Почему вообще человек начинает писать? То ли спасается от навязчивых мыслей — пусть, мол, лучше к другим пристают — то ли желает облагодетельствовать тех, кто слишком занят, чтобы писать самому, то ли… Во всяком случае, если я кое-как ещё могу объяснить, почему пишут другие, то о себе я могу сказать только одно: хочется.

Захочется ли кому-нибудь это читать — другой вопрос. Но надо считаться и с возможностью, что хоть один читатель найдётся.

Забота о читателе

Читателю легко отделаться от писателя (достаточно перестать быть читателем) — и в этом его сила. Писателю тоже легко остаться без читателя — но в этом его слабость. Поэтому я не заставлю своего читателя испытывать вместе со мной муки сессии, сдавать накануне отъезда последний экзамен, лихорадочно расправляться с накопившимися делами… С этим мне удалось справиться самому, а теперь я готов подвинуться и уступить тебе, читатель, место за столиком в вагоне-ресторане. Ты едешь со мной, а я с попутным отрядом студентов-целинников с физфака, в поезде «Москва-Павлодар». Впрочем, высадимся мы с тобой в Целинограде, а потом приедем в Алма-Ату, где и начнётся по-настоящему наше путешествие. И всё это происходит… в 1966 году.

Мозаика первая, дорожная

Семеро одного не бьют

Почувствовав, что вагон-ресторан отличается от вагона-не-ресторана в лучшую сторону, мы всей компанией (семеро физиков и я) заказали восемь бутылок лимонада (было и пиво, но — для целинников вступил в силу сухой закон) и решили не уходить, пока нас не выгонят.
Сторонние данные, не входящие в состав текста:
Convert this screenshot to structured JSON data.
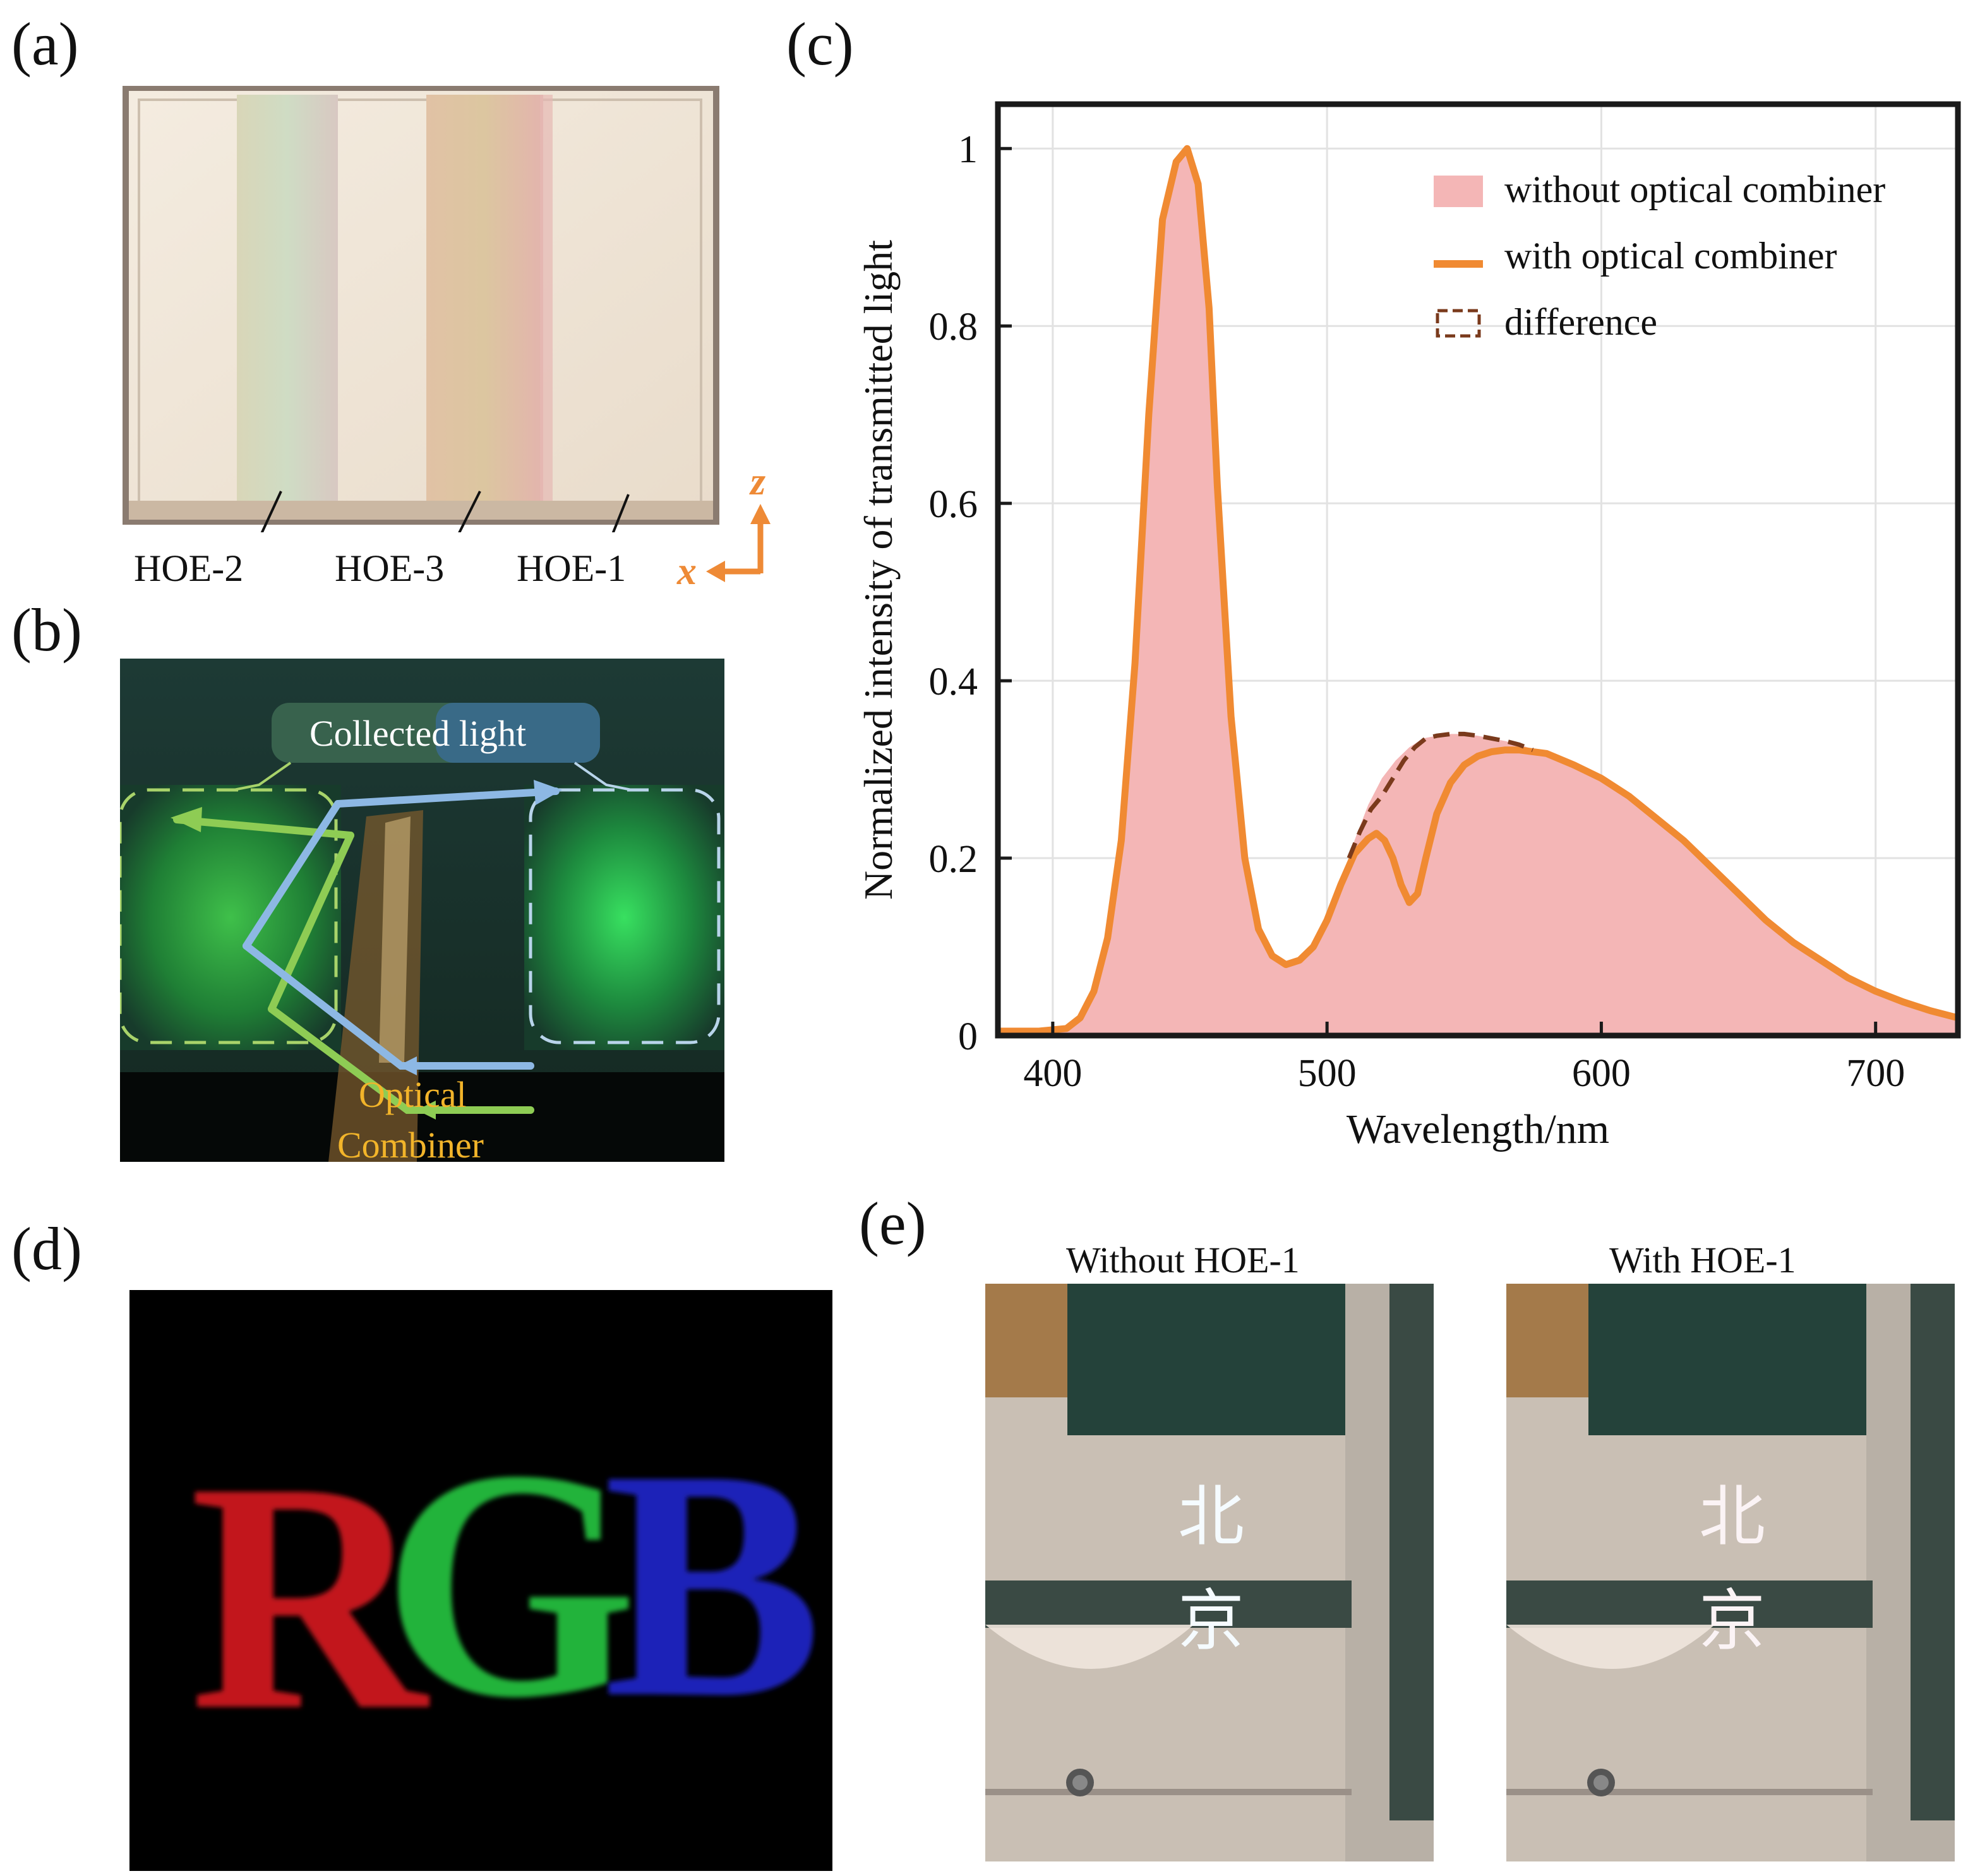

Впрочем, судя по тому, что лимонад нам дали только через полчаса, выгонять нас не собирались.

— Слушайте, — нервно хихикнул кто-то, — у меня не лимонад.

На столе стояло семь бутылок лимонада и одна бутылка пива — феноменальная ошибка официанта.
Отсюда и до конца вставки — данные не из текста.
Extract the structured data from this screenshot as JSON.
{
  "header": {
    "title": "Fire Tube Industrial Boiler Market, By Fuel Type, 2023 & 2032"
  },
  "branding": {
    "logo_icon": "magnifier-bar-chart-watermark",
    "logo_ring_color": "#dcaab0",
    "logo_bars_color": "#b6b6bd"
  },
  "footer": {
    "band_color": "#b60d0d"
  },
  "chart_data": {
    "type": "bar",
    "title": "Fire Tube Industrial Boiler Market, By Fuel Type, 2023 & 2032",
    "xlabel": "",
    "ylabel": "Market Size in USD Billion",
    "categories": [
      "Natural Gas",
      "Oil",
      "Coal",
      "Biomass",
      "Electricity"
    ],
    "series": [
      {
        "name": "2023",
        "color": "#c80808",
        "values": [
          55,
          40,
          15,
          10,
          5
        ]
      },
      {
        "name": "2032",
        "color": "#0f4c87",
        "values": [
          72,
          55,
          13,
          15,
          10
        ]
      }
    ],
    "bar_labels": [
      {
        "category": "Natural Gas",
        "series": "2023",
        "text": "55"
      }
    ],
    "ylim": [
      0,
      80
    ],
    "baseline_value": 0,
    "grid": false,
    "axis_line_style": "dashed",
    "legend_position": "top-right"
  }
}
Семь пар печальных глаз медленно поднялись на меня — единственного, кто сейчас не имел ни целинных прав, ни целинных обязанностей. Важно было последнее.

— Только побыстрей, — уныло попросил мой сосед. — А то побьём…

— Нет, это я так, чисто теоретически, — тут же спохватился он, — семеро одного не бьют…

Взгляд уже путешествует

В окно бьётся широкими крыльями своих просторов целый мир, льются с лугов зелёные светлые лучи, проникает из леса свежий влажный запах, врывается настойчивый шум колёс, под который сначала тянет ко сну, а потом, когда отоспишься, к размышлениям.

Урал проезжали ночью. Таинственные светящиеся отверстия в склонах гор — окна неразличимых в темноте домов.

Степь, бурая и плоская, как лист обёрточной бумаги. И вдруг — ничуть не углублённое, словно нарисованное на этом листе озерцо. От краёв вода отступила, и солнце выжгло белую каёмку соли.

Целина видна сразу — в каждом посёлке у железной дороги высятся геометрические фигуры элеваторов.

Целинный город Целиноград

Это город почти без пригородов. Несколько минут отделяют для железнодорожного пассажира степной пейзаж от современного здания вокзала почти в центре города. Здесь высокие потолки, много света, медленные бесшумные вентиляторы, изящные (хотя и в ущерб удобству) скамейки…


На узких газончиках посреди мостовой стоят изысканные предупреждения:

«Извините! Здесь переход улицы не предусмотрен.»


Шаблонные пятиэтажные коробки номинально-розового цвета перемежаются с будущими памятниками архитектуры двадцатого века: универмаг «Москва», новая гостиница, старый ресторан и, наконец, Дворец Целинников, современное и оригинальное здание. Особенно современно и оригинально выдаётся вперёд одноэтажная пристройка с многозначительной надписью «КАССЫ», сбивающей романтическую взволнованность даже с самых розовощёких энтузиастов.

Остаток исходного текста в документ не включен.